Back in the day it became almost absurd. Remember that old car with the steering wheel you could spin with your pinky? Sure, granny loved it, but it generated a ton of heat and even cost a few horsepower. Worse was the vague, disconnected, feel these cars had on the highway. Nowadays, car manufacturers pay more attention to steering feedback and effort, but they still err on the side of making sure effort is minimal for low-speed (ie, low rpm) maneuvers. The Turn One pump lowers the volume to more of a happy medium between low-speed effort and performance-driving longevity.
Pumping It Up
•The below graph represents pump flow (y axis) vs. pump rpm (x axis) of a stock production pump and one modified by Turn One.

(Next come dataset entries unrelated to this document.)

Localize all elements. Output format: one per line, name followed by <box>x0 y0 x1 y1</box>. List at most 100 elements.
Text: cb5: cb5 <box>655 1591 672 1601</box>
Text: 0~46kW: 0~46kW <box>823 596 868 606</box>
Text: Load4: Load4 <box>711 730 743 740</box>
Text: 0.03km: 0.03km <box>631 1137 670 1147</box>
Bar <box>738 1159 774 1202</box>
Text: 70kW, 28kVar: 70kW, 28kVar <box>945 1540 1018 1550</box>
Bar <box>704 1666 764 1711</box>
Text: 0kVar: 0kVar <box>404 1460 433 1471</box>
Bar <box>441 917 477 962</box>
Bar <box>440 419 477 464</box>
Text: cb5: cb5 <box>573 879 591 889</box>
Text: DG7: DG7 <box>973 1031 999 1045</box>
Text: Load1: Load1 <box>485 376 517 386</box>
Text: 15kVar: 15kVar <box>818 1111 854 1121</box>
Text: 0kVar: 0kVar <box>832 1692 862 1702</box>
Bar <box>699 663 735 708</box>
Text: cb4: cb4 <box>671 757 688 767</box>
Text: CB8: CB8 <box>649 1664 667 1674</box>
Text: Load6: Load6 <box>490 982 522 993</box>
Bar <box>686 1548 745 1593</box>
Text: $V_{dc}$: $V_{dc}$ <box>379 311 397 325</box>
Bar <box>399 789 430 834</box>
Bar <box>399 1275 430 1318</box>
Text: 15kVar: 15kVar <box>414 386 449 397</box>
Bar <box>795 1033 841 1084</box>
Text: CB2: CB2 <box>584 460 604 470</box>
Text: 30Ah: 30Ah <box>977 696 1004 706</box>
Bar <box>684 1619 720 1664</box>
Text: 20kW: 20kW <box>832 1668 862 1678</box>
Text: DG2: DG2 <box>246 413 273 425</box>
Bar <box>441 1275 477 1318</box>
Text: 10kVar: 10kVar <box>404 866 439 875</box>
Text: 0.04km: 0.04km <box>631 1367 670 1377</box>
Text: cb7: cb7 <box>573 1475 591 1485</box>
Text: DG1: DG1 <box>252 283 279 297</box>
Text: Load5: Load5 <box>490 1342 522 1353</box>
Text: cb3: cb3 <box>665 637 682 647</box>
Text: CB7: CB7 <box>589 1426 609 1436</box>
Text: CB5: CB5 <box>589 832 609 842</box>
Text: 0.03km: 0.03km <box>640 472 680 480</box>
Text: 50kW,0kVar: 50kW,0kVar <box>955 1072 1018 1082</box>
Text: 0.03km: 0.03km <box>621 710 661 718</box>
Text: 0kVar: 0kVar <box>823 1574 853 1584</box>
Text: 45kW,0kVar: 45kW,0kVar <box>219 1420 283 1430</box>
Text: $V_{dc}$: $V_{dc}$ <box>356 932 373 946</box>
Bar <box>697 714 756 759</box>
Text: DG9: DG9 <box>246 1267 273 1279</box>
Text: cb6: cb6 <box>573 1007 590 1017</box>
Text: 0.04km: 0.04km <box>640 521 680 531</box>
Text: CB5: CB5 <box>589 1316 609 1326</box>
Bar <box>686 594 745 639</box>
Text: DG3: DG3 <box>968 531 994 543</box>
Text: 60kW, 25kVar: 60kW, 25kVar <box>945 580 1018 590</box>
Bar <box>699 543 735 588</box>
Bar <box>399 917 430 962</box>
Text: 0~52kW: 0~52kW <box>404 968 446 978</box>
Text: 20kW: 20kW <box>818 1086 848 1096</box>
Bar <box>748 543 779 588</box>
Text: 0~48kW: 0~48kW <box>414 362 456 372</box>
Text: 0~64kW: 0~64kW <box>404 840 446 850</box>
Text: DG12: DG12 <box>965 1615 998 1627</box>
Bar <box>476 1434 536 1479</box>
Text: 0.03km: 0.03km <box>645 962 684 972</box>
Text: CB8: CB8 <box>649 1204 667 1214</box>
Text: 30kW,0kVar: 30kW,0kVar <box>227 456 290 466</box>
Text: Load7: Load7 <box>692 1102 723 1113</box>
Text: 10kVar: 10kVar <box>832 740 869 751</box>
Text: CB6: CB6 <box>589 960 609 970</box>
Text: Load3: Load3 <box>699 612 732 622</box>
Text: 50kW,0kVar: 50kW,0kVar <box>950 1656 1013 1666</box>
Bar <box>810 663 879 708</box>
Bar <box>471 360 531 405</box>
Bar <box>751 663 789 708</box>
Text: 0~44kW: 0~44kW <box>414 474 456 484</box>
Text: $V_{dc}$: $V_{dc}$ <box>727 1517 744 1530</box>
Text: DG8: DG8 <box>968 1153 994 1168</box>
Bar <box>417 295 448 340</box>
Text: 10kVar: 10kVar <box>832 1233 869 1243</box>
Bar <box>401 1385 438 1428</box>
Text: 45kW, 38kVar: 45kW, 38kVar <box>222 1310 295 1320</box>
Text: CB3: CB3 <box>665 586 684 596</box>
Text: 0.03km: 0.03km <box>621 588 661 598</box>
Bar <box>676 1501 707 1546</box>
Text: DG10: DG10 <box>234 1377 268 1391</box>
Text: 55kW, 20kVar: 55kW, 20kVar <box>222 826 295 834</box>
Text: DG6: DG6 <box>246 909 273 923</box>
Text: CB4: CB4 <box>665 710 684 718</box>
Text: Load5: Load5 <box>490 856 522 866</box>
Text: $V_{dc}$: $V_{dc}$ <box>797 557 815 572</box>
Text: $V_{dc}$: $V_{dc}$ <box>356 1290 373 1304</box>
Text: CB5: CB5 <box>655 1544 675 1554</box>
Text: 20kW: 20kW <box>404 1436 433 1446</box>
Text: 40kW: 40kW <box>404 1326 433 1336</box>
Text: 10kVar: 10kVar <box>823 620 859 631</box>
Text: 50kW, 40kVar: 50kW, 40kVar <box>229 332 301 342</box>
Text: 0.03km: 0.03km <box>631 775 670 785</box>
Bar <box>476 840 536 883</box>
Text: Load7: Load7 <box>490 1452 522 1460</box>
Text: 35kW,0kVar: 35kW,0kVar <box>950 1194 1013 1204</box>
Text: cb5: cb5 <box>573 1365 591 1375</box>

Analyzing the solid-line graph of the stock pump at approximately 900 rpm, the pump achieves flow control mode, which means the pump will deliver one constant flow to the steering box/rack at any rpm above 900. The 2.6 gpm flow-control value is used here as an example, but the actual flow control may vary, depending on application.
Following the dashed line of the stock pump at 5000 rpm, the pump delivery is 15 gpm. This is the total volume at 5000 rpm, with 2.6 gpm being delivered to the box/rack. The other 12.4 gpm is being re-circulated internal of the pump. This excess flow is what creates high fluid temperatures and robs horsepower.
Analyzing the Turn One pump graph, it achieves 2.6 gpm flow control at 1300 rpm. At 5000 rpm it's pumping a total of 10 gpm, re-circulating only 7.4 gpm. That's 5 gpm less, resulting in lower fluid temperatures and less parasitic horsepower consumption.
You may ask why the production pump is designed this way. The reason is to have more than adequate flow at low engine rpm. So due to production variation, higher than average steering effort wouldn't be experienced during low-speed maneuvers.